Re: Announcing the release of BLCR 0.6.0

From: Paul H. Hargrove (PHHargrove_at_lbl_dot_gov)
Date: Mon Mar 10 2008 - 11:20:33 PST

  • Next message: Yuan Wan: "Re: "Permission denied" error"
    Ruini,
    
      For files that are mmap()ed and are still present in the filesystem
    (not unlinked), the mapping is saved "by reference" - BLCR will simply
    save the filename and the mmap() flags and re-mmap() the same file at
    restart time.  This is pretty much the same thing we do for open()
    files, and makes the same assumption that at restart time the file is
    still present (and unchanged since checkpoint).  It is certainly
    possible that this expectation will not be met, which could break some
    applications.  In the 0.7.0 release (expected Mar or Apr), there will be
    options at checkpoint time to cause all mmap()ed files to be saved "by
    value" (described below).
      For files that are unlinked (no longer in the filesystem), the save is
    "by value".  Since there is no filesystem object to name, the actual
    data in the mmap()ed file will be copied into the checkpoint context
    file.  At restart time a new file is created with the original data,
    mmap()ed, and then unlinked (to match the original circumstances).
      Prior to BLCR 0.6.x, the handling of unlinked mmap()ed files was such
    that each process that had a file mmap()ed would independently create
    its own replacement mapping, with the result that unlinked files
    mmap()ed with MAP_SHARED would no longer be shared after a restart (in
    addition to the space waste of having multiple copies of the same data
    in the context file, and in the multiple replacements at restart).
    Starting with BLCR 0.6.0, however there is coordination among the
    members of a multiple process checkpoint to ensure that exactly one copy
    of the data is saved, and that a single replacement file is created and
    mmap()ed by all of the original processes.
    
    Let us know if you would like any additional information.
    
    -Paul
    
    Ruini Xue wrote:
    > Hello,
    > 
    > Anyone can explain how BLCR handles mmap() files?

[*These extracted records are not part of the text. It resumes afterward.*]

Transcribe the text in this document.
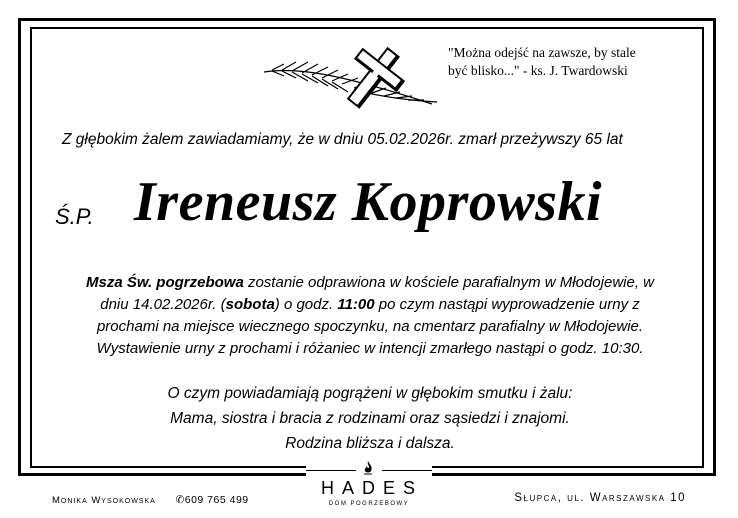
"Można odejść na zawsze, by stale
być blisko..." - ks. J. Twardowski
Z głębokim żalem zawiadamiamy, że w dniu 05.02.2026r. zmarł przeżywszy 65 lat
Ś.P. Ireneusz Koprowski
Msza Św. pogrzebowa zostanie odprawiona w kościele parafialnym w Młodojewie, w
dniu 14.02.2026r. (sobota) o godz. 11:00 po czym nastąpi wyprowadzenie urny z
prochami na miejsce wiecznego spoczynku, na cmentarz parafialny w Młodojewie.
Wystawienie urny z prochami i różaniec w intencji zmarłego nastąpi o godz. 10:30.
O czym powiadamiają pogrążeni w głębokim smutku i żalu:
Mama, siostra i bracia z rodzinami oraz sąsiedzi i znajomi.
Rodzina bliższa i dalsza.
Monika Wysokowska ✆609 765 499
HADES
DOM POGRZEBOWY	Słupca, ul. Warszawska 10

Or any document to refer?
    > 
    > Best
    > 
    > Andrew
    > 
    > On Tue, Sep 11, 2007 at 6:16 AM, Paul H. Hargrove <PHHargrove_at_lbl_dot_gov
    > <mailto:PHHargrove_at_lbl_dot_gov>> wrote:
    > 
    >     After several weeks of betas, I've finally released BLCR 0.6.0.  It can
    >     be found at the BLCR Downloads page:
    >     http://ftg.lbl.gov/CheckpointRestart/CheckpointDownloads.shtml
    > 
    >     This version
    >      + adds support for checkpoint/restart of
    >        - memory shared via mmap(MAP_SHARED)
    >        - open unlinked files
    >        - pending signals
    >      + extends the range of supported kernels
    >      + greatly expands the test suite
    >      + fixes numerous bugs
    >      + New /experimental/ features include support for
    >        - PPC64 and ARM platforms
    >        - cross-compilation
    >     At the end of this message, I've included the full NEWS entry, relative
    >     to July's 0.5.6 release.
    > 
    >     Before reporting bugs, please read the (updated) FAQ to see if you have
    >     a known problem.
    > 
    >     Many thanks to the dedicated beta testers who identified many bugs I did
    >     not or could not reproduce on my own test platforms.  Their testing
    >     efforts have ensured a much more stable/usable 0.6.0 release than would
    >     otherwise have been possible.
    > 
    >     -Paul
    > 
    >     PS
    >     You are receiving this either because you are on the
    >     checkpoint_at_lbl_dot_gov <mailto:checkpoint_at_lbl_dot_gov>
    >     list, or because you've recently sent email to the list (or me directly)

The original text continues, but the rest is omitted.